LinuxQuestions.org - Writing script to extract appropriate line from a web site using links

- Linux - Newbie (https://www.linuxquestions.org/questions/linux-newbie-8/)

- - Writing script to extract appropriate line from a web site using links (https://www.linuxquestions.org/questions/linux-newbie-8/writing-script-to-extract-appropriate-line-from-a-web-site-using-links-840506/)

Writing script to extract appropriate line from a web site using links

Hi,
I need to write a script called '~/get_birthrate' which when invoked with a two letter country abbreviation(i.e, au,ch,ni), extracts the appropriate line which contains the information about the country's birth rate from the URL http://www.cia.gov/library/publicati...k/geos/ca.html (where "ca.html" should be replaced with the appropriate two letter abbreviation).
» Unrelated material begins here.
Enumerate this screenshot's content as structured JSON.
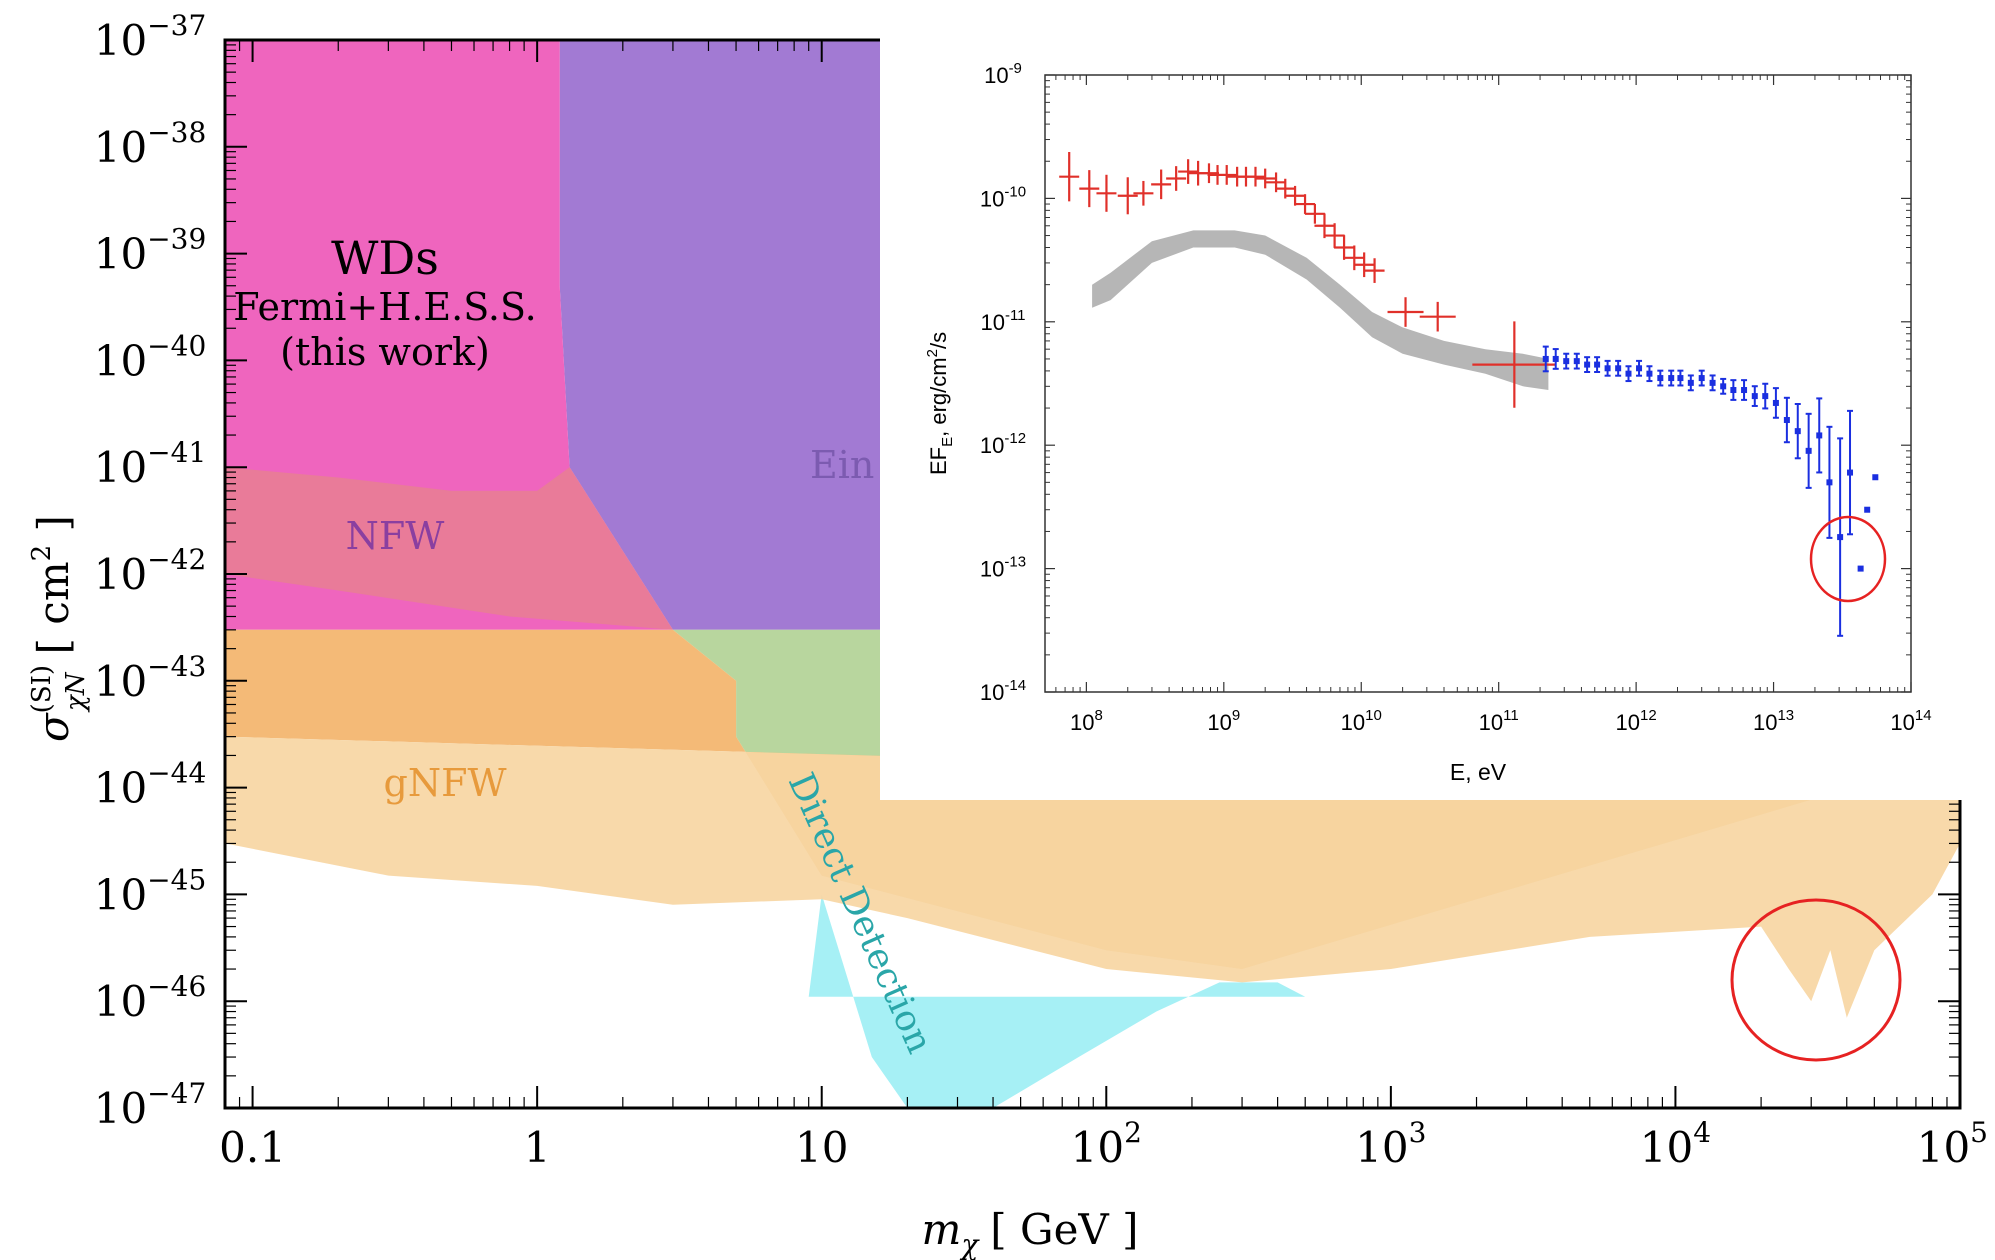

The output should look like:

$ get_birthrate au
8.69 births/1,000 population (2007 est.)
$ get_birthrate ch
13.45 births/1,000 population (2007 est.)
$ get_birthrate ni
40.2 births/1,000 population (2007 est.)

any help will really be appreciated...

Thank you

your link redirects

you need to use this kind of link "https://www.cia.gov/library/publications/the-world-factbook/geos/ca.html" https instead of http

about your questions, not a very good way of doing this will be this

Code:

[Ax@localhost ~]$ wget https://www.cia.gov/library/publications/the-world-factbook/geos/ca.html

--2010-10-26 15:43:20--  https://www.cia.gov/library/publications/the-world-factbook/geos/ca.html

Resolving www.cia.gov... 198.81.129.125

Connecting to www.cia.gov|198.81.129.125|:443... connected.

HTTP request sent, awaiting response... 200 OK

Length: 366447 (358K) [text/html]

Saving to: “ca.html”



100%[=====================================>] 366,447    55.9K/s  in 6.1s    



2010-10-26 15:43:28 (59.0 KB/s) - “ca.html” saved [366447/366447]



[Ax@localhost ~]$ grep "births/1,000 population" *.html | cut -c 48-88

10.28 births/1,000 population (2010 est.)

[Ax@localhost ~]$ rm *.html

If you use -O with - you can pump it straight into grep, sed or awk and strip out what you like:

Code:

wget -O- https://www.cia.gov/library/publications/the-world-factbook/geos/ca.html | grep -oE "[^>]*births/1,000 population[^<]*"

@grail Nice, I just tried this and it worked like a charm.

@grail wow, I didn't knew that. A very useful trick